Suzie Bouchard : J’ai commencé il y a cinq ans et je ne m’étais jamais tellement reconnue dans le format des galas. C’est quand l’humour s’est diversifié que je me suis vue en faire. La faillite de Juste pour rire, c’est un choc parce que j’étais produite par Juste pour rire, mais la fin de Zoofest, c’est mon grand deuil, c’est ce à quoi j’ai pensé en premier, parce que c’était vraiment un beau laboratoire.

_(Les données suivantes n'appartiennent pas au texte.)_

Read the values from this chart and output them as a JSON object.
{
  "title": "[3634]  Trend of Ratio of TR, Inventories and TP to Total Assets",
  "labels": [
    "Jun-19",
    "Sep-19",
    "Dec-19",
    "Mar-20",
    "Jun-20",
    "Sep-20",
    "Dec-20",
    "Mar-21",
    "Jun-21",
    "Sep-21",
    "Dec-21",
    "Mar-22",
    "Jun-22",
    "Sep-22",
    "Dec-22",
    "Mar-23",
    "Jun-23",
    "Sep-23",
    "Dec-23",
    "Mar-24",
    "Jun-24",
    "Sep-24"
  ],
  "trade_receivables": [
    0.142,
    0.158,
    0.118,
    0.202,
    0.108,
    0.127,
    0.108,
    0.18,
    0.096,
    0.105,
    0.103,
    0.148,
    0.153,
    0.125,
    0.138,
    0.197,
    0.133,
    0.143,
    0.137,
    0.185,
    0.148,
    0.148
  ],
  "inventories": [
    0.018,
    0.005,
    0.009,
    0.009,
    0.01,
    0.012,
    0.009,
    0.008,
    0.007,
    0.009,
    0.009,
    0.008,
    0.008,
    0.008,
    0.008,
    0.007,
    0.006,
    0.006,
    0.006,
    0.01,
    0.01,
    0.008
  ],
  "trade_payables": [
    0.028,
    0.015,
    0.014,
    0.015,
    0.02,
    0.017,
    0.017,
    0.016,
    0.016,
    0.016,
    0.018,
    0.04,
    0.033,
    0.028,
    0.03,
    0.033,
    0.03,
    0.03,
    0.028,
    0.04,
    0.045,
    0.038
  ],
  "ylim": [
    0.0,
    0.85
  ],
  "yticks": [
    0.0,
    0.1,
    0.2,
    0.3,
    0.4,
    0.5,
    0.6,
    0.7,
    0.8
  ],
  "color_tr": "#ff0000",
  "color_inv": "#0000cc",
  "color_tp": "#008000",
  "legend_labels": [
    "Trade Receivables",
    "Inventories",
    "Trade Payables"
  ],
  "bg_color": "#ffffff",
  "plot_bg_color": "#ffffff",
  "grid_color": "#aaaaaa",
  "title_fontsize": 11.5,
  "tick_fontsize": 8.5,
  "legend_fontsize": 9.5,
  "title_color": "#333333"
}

SG : Quand le buzz des galas s’est estompé, le festival aurait dû se revirer de bord un peu plus rapidement [le festival a présenté son Ultime gala l’été dernier]. J’en ai animé un en 2021 et c’était difficile de convaincre les humoristes d’y participer. Patrick Rozon [le patron du volet francophone] faisait un travail extraordinaire, mais je pense que Juste pour rire a été trop lent à se rendre compte que les humoristes n’avaient plus besoin du festival pour donner un élan à leur carrière.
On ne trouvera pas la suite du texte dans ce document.